Amazon.com’s users have access to the internet, so it is safe for them to assume that users have visited other internet pages and possibly other online stores. If you notice in all online stores, they tend to follow the same ad hoc rules. Shopping cart in the top right corner and links will always be blue. One may notice that some other personalized sites have different colored links, but Amazon makes sure to stay with the convention (all links are blue) so no one gets confused. In fact, many sites like Amazon do tests on their site to see how often users will click on text or accidentally miss buttons (if they probability is too high, they make slight changes to their site –for example: increase the button size- so that users will never miss the button). Another user behavior that Amazon.com has studied is that internet users tend to ‘pogo’ through internet sites. They look for something by continuously going link after link until they reach a point where they want to go back to their original page, so they start hitting the ‘back’ button. Amazon makes it easy for us to retrace our steps by creating tabs at the top of the page so that you can go back to the home page much more quickly than if you were to continuously back space.

When purchasing something from Amazon, one thinks to click on the little cart in the top right corner. What most people do not realize is that Amazon had multiple ways to do the same thing on the same page; especially when it comes to time to check out and purchase the item. In addition to the shopping cart at the top, there is a button on the side next to the wish list, ‘add to shopping cart’ which will take you to your shopping list, and there is a My Cart link at the bottom of the page, in case you get lost and just decide to purchase whatever you have at the moment.

Another thing that is interesting to note is that Amazon’s bundle deals have been moved up higher to the top so as to attract the users, in the past (the product information and product customer reviews used to be higher up on the page. But as time passed, they have increasingly added more advertisements for other products (related to the product you are currently purchasing) closer to the top and pushed customer reviews to the bottom. One can theorize that t hey did this because customer reviews can be fickle and Amazon.com can never be sure that the reviews will be good. Sometimes the impulse buyer may never notice the customer reviews if they never reach the lower parts of the product page, so they will end up purchasing the item (as opposed to un-buying the item if they catch sight that the product is not good).

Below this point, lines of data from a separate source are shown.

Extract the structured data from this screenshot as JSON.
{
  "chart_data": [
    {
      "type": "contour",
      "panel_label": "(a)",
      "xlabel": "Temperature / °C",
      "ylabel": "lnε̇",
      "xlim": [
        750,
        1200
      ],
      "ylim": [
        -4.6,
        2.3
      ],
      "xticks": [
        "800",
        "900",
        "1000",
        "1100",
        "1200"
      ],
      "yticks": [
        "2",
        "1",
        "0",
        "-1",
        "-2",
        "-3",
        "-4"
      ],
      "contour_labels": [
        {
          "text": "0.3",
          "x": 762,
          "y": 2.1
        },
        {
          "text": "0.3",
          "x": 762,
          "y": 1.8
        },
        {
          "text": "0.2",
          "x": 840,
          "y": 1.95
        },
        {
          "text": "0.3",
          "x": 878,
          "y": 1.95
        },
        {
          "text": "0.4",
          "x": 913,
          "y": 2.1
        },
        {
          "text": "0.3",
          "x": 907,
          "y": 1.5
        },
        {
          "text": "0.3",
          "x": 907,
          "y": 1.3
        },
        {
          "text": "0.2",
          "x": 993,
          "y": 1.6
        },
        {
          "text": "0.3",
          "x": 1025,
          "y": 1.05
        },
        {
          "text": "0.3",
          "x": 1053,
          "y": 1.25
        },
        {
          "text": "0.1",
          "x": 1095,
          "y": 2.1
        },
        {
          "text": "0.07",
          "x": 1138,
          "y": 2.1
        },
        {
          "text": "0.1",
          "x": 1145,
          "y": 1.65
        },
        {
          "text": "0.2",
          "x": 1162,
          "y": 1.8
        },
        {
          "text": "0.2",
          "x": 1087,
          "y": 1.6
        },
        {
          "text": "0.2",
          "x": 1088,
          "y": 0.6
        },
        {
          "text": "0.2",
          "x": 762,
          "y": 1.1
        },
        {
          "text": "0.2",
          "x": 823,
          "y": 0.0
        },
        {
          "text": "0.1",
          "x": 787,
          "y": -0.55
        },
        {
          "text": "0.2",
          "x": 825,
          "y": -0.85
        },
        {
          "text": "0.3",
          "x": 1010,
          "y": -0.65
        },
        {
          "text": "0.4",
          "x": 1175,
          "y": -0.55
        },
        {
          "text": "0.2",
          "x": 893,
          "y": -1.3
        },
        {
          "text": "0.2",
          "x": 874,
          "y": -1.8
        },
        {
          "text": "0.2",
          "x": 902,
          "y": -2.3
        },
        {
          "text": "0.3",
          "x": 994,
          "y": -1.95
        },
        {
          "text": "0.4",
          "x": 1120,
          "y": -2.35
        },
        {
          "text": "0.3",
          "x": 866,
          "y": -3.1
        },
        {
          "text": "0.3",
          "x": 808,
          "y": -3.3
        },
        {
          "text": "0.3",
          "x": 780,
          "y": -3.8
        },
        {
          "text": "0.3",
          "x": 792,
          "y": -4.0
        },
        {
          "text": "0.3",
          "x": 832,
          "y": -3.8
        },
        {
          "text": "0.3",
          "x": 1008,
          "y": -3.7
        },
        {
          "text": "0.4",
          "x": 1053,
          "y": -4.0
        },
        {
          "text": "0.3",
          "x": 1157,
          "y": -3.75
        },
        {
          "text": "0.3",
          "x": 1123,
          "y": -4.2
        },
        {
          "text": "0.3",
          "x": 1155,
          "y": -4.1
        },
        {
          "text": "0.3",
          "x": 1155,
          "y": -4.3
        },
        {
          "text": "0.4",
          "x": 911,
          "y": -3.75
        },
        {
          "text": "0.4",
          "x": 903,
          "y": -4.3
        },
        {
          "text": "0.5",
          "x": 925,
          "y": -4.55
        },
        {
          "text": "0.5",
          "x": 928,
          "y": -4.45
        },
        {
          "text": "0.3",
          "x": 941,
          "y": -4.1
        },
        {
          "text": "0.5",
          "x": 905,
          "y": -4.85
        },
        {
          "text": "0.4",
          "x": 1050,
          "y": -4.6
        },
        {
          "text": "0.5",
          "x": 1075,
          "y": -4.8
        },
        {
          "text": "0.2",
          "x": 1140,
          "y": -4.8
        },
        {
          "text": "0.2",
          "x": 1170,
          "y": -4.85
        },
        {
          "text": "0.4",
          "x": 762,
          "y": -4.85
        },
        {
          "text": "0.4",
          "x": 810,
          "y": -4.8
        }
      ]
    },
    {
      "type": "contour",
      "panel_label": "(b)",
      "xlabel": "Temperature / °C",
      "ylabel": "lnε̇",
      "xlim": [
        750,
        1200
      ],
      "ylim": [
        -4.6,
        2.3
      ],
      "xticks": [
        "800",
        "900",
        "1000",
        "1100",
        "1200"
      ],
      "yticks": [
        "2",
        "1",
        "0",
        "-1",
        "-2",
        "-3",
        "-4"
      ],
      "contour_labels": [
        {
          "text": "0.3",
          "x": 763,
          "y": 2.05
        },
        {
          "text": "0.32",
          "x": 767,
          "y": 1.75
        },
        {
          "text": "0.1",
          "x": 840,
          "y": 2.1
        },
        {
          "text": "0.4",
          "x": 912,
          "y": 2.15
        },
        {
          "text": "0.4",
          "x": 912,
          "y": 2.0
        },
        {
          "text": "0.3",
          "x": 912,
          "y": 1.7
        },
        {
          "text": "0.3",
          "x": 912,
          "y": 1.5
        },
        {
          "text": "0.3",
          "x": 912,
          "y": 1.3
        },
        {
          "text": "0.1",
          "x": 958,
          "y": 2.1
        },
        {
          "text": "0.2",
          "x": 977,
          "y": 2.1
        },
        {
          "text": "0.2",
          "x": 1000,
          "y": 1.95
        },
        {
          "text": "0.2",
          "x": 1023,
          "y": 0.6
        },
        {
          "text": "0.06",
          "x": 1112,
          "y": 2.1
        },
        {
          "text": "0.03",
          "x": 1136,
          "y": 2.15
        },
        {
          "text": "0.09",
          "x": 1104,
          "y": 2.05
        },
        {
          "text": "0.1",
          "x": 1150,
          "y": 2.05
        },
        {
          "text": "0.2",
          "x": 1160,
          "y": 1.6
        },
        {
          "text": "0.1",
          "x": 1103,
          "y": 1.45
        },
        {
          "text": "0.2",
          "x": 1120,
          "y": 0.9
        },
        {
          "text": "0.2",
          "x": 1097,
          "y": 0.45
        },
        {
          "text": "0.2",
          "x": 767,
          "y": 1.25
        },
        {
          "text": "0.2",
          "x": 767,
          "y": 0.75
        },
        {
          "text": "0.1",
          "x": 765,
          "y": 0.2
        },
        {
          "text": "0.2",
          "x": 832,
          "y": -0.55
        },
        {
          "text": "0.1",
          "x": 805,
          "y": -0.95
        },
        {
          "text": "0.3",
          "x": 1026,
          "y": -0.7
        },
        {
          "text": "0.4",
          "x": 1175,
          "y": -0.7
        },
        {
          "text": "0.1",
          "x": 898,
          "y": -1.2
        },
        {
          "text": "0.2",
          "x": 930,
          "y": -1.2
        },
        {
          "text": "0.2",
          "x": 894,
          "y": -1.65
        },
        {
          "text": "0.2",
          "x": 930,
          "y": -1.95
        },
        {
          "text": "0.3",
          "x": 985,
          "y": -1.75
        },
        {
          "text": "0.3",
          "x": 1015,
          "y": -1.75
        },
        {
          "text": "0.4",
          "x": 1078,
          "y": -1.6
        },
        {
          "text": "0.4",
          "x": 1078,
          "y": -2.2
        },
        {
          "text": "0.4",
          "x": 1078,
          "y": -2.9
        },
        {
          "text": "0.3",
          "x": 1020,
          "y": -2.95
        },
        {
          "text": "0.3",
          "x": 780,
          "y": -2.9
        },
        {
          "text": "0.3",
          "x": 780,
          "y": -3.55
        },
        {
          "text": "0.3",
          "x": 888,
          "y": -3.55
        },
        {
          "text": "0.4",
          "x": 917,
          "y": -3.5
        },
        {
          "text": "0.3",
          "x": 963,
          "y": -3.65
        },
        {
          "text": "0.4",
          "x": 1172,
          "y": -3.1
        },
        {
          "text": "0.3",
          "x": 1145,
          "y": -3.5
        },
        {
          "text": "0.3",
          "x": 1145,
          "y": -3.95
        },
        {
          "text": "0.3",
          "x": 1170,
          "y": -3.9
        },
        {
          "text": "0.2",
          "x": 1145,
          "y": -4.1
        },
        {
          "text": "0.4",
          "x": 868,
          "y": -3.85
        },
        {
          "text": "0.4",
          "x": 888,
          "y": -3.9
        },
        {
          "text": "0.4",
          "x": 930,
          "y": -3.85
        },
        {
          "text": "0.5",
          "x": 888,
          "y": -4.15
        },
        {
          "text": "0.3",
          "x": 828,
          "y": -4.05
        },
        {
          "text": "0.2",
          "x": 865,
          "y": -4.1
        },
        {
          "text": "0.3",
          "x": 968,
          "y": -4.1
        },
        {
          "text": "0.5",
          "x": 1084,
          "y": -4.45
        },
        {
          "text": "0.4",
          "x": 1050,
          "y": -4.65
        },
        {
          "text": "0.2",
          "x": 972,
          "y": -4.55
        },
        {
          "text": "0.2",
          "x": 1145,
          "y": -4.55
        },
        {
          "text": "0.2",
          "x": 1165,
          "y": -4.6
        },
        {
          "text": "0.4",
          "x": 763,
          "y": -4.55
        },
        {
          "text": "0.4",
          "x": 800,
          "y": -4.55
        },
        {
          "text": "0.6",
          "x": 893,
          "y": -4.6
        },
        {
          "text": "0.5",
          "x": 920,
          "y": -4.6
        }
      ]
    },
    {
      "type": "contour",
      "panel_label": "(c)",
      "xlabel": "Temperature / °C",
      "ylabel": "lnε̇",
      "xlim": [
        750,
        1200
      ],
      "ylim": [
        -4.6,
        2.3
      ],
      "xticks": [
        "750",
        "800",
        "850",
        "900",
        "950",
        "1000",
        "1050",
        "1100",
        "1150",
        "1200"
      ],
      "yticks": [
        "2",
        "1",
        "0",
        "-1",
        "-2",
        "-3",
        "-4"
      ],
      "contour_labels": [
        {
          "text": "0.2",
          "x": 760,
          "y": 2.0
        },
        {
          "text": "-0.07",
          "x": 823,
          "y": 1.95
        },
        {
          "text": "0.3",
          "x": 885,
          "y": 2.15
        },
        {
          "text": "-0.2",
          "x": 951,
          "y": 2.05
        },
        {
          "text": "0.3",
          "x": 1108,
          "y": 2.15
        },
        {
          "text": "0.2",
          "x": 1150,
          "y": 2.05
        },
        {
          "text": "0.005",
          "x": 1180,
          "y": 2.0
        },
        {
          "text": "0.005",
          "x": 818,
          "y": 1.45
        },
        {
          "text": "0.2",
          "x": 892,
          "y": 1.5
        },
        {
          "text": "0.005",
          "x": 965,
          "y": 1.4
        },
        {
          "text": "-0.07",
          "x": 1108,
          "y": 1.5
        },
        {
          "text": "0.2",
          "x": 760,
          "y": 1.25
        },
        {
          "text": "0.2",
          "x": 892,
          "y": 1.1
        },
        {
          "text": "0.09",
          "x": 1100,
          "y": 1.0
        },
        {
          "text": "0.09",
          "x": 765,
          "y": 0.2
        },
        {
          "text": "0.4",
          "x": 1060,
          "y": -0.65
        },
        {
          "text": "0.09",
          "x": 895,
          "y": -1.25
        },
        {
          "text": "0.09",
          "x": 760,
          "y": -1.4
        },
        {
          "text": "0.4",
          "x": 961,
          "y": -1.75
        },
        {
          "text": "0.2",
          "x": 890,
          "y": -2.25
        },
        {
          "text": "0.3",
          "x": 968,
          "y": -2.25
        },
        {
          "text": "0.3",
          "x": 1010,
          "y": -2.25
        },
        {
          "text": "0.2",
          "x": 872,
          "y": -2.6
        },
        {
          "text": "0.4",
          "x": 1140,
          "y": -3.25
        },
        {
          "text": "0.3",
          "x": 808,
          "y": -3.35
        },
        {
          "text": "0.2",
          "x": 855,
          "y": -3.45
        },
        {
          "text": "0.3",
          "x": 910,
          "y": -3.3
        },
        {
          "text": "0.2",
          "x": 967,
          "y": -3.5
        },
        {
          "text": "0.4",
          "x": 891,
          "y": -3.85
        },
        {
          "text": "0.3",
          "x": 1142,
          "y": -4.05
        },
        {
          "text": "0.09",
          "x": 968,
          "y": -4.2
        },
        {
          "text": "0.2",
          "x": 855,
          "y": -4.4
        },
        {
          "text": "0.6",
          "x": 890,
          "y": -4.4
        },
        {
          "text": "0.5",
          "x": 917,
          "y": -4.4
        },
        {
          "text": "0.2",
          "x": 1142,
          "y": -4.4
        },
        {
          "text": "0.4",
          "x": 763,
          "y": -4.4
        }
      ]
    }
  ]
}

So as you can see, Amazon.com put a lot of thought into how to design their page to increase the probability of their consumers purchasing something from their site. While we may be indignant at the thought that they are able to maneuver us into buying more products than we initially planned on buying. Nevertheless, it is still very interesting in how there is a science to ‘internet shopper behavior’ and how Amazon.com has built a sort of efficient algorithm to entice their audience the best way they can. Because it is not just simply building an attractive site, it is building a site that is intelligent and caters to the things in which we desire and it takes into account that we are internet users who have brought knowledge over from visiting other sites and may apply that knowledge upon looking at their own site.